Solution from kaliprasad:
Putting $a = \tan\, A, b = \tan\, B, c = \tan\, C$

We see that we have $a + b + c = abc$.

=> $\tan\, A + \tan\, B + \tan\, B = \tan\, A \tan\, B \tan\, C$
∴ $\tan ( A+B+C ) = \dfrac{\tan\, A + \tan\, B + \tan\, C -\tan\, A \tan B \tan C}{1 - \tan\, A \tan\, B - \tan\, B \tan\, C - \tan C \tan A} = 0$
∴ $A+B+C = n\pi$ for integral $n$.

$2A + 2B +2C = 2n\pi$

∴ $tan ( 2A+ 2B+ 2C ) = \tan 2n\pi = 0$

∴ $\tan 2A + \tan 2B + \tan 2C =\tan 2A \tan 2B \tan 2C$
∴ $\dfrac{2a}{1-a^2} + \dfrac{2b}{1-b^2}+ \dfrac{2c}{1-c²} = \dfrac{2a}{1-a^2} * \dfrac{2b}{1-b^2}* \dfrac{2c}{1-c²} = \dfrac{8abc}{(1-a^2)(1-b^2)(1-c^2)}$
∴ $\dfrac{a}{1-a^2} + \dfrac{b}{1-b^2}+ \dfrac{c}{1-c^2} = \dfrac{4abc}{(1-a^2)(1-b^2)(1-c^2)}$

Alternate solution from lfdahl:
I start with the LHS and choose a common denominator: $(1-a^2)(1-b^2)(1-c^2)$:

\[\frac{a}{1-a^2}+\frac{b}{1-b^2}+\frac{c}{1-c^2}
= \frac{a(1-b^2)(1-c^2)+b(1-a^2)(1-c^2)+c(1-a^2)(1-b^2)}{(1-a^2)(1-b^2)(1-c^2)}\]

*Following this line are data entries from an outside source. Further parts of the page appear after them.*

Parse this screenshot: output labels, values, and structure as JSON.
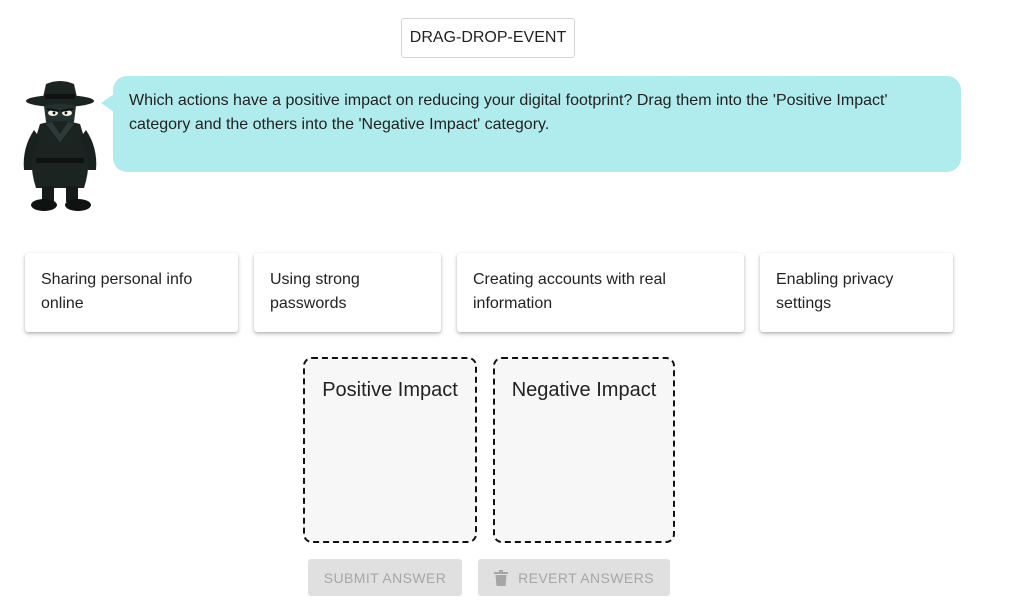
{
  "header": {
    "event_tag": "DRAG-DROP-EVENT"
  },
  "instruction": {
    "text": "Which actions have a positive impact on reducing your digital footprint? Drag them into the 'Positive Impact' category and the others into the 'Negative Impact' category."
  },
  "cards": [
    {
      "label": "Sharing personal info online"
    },
    {
      "label": "Using strong passwords"
    },
    {
      "label": "Creating accounts with real information"
    },
    {
      "label": "Enabling privacy settings"
    }
  ],
  "drop_zones": [
    {
      "label": "Positive Impact"
    },
    {
      "label": "Negative Impact"
    }
  ],
  "buttons": {
    "submit": "SUBMIT ANSWER",
    "revert": "REVERT ANSWERS"
  },
  "colors": {
    "bubble": "#b0ecee",
    "zone_background": "#f7f7f7",
    "disabled_button": "#e0e0e0",
    "disabled_text": "#a6a6a6"
  }
}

If I can show, that the nominator equals: $4abc$, I´m done. Along the way, I make use of the relation:
$a+b+c = abc$ (cf. the underbraces).

\[a(1-b^2)(1-c^2)+b(1-a^2)(1-c^2)+c(1-a^2)(1-b^2) \\\\ =a(1-(b^2+c^2)+b^2c^2)+b(1-(a^2+c^2)+a^2c^2)+c(1-(a^2+b^2)+a^2b^2) \\\\=a - a(b^2+c^2) + abc(bc)+ b - b(a^2+c^2)+abc(ac)+c-c(a^2+b^2)+abc(ab) \\\\=\underbrace{a+b+c}_{=abc}+abc(bc)+abc(ac)+abc(ab)-((ab)b+(ac)c+(ab)a+(bc)c+(ac)a+(bc)b) \\\\=abc+abc(bc)-b(bc)-c(bc)+abc(ac)-a(ac)-c(ac)+abc(ab)-a(ab)-b(ab) \\\\= abc+bc\underbrace{(abc-b-c)}_{=a}+ac\underbrace{(abc-a-c)}_{=b}+ab\underbrace{(abc-a-b)}_{=c} \\\\ = 4abc\]

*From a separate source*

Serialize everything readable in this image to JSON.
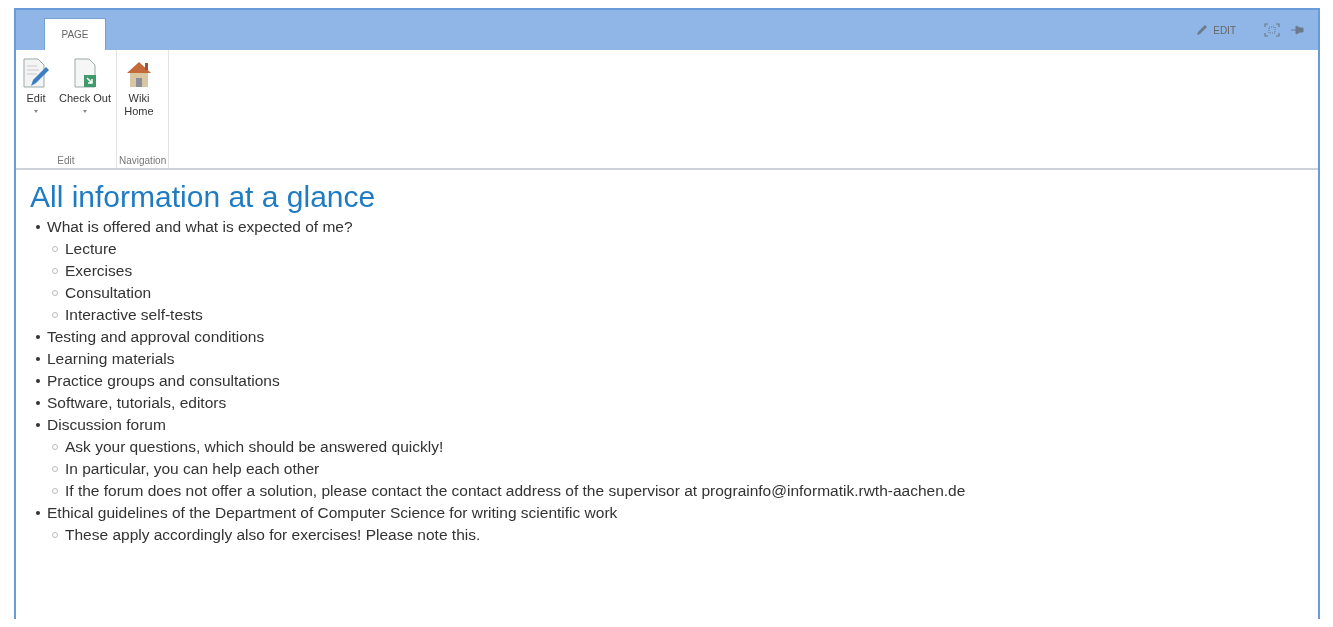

Thus equality holds in the expression:

\[\frac{a}{1-a^2}+\frac{b}{1-b^2}+\frac{c}{1-c^2} = \frac{4abc}{(1-a^2)(1-b^2)(1-c^2)}\]

whenever the three numbers $a,b$ and $c$ obey the relation: $a+b+c = abc$ and $a,b,c \notin \left \{ \pm 1 \right \}$.